Citation : 2018 Latest Caselaw 5195 Del
Judgement Date : 30 August, 2018
$~CP-36
* IN THE HIGH COURT OF DELHI AT NEW DELHI
% Date of decision: 30.08.2018.
+ CO.PET. 26/2014
WORLD WRESTLING ENTERTAINMENT INC...... Petitioner
Through Mr.Preet Pal Singh and Ms.Priyam
Mehta, Advs.
versus
MOBISOFT TELESOLUTIONS PRIVATE LIMITED.... Respondent
Through Mr.Samrat Nigam, Mr.Amit Punj and
Mr.Abhimanyu Walia, Advs.
CORAM:
HON'BLE MR. JUSTICE JAYANT NATH
JAYANT NATH, J. (ORAL)
1. This petition is filed under section 433(e) and 434 of The Companies Act, 1956 seeking winding up of the respondent company. The case of the petitioner is that the petitioner is inter alia a provider of downloads, streams, voice tones, ringtones, match results and match fixtures for mobile publishing and stream of worldwide reputation.

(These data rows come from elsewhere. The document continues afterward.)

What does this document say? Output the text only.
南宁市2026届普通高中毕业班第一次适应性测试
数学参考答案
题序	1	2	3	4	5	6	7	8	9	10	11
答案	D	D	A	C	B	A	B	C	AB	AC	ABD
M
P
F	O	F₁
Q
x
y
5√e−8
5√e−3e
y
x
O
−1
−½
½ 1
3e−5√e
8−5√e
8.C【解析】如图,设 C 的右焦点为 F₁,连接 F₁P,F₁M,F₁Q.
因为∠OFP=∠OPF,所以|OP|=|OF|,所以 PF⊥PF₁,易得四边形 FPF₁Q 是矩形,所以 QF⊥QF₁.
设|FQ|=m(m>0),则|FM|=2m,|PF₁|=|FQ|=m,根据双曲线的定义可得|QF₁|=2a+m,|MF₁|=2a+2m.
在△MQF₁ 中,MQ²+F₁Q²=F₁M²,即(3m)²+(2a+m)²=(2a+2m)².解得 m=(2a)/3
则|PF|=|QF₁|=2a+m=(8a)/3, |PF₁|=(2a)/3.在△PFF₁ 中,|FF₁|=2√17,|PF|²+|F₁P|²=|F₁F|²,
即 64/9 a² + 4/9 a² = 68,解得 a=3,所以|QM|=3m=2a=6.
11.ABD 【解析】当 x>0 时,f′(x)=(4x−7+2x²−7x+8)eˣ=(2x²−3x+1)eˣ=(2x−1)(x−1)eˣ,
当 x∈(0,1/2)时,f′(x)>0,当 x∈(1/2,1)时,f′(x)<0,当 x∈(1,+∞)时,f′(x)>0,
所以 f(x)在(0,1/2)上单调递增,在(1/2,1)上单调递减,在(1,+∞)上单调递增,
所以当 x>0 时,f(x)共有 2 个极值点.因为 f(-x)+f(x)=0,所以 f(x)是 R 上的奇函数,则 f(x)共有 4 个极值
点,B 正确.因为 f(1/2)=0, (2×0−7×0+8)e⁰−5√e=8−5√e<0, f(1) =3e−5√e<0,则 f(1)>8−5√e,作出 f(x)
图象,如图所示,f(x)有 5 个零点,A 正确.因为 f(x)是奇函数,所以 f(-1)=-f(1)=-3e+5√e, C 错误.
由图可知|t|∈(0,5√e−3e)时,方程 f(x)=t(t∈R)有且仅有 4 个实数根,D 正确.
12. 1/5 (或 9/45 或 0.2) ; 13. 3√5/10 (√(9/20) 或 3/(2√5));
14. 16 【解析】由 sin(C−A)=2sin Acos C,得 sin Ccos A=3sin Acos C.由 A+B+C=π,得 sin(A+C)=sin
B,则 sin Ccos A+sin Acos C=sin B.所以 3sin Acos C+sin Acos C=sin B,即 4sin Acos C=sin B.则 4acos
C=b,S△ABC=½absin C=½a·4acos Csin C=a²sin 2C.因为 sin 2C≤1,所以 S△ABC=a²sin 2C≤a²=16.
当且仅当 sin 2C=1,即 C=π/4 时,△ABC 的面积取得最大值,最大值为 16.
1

The respondent approached the petitioner to obtain a limited, revocable, non-exclusive and non- transferable license to use and exploit the said contents solely for providing the said contents to the mobile telecommunications devices of customers in India, Sri Lanka and Bangladesh. Parties entered into a contract on 01.07.2006 whereby the respondent was granted the said license by the petitioner. In consideration thereof it is stated that the petitioner raised various invoices with regard to the royalties' payable by the respondent for use of the said contents amounting to USD 225,000.00. However, the respondent failed to make the payment of the said invoices. Accordingly, the
CO.PET.26/2014 Page 1 petitioner issued a notice on 29.07.2010 for breach of the said Content Agreement. Thereafter a legal notice was sent on 04.10.2012. Reply was received from the respondent denying liability on 16.10.2012. However, it is pleaded that subsequently on 10.12.2012 an email was received from the respondent acknowledging the liability.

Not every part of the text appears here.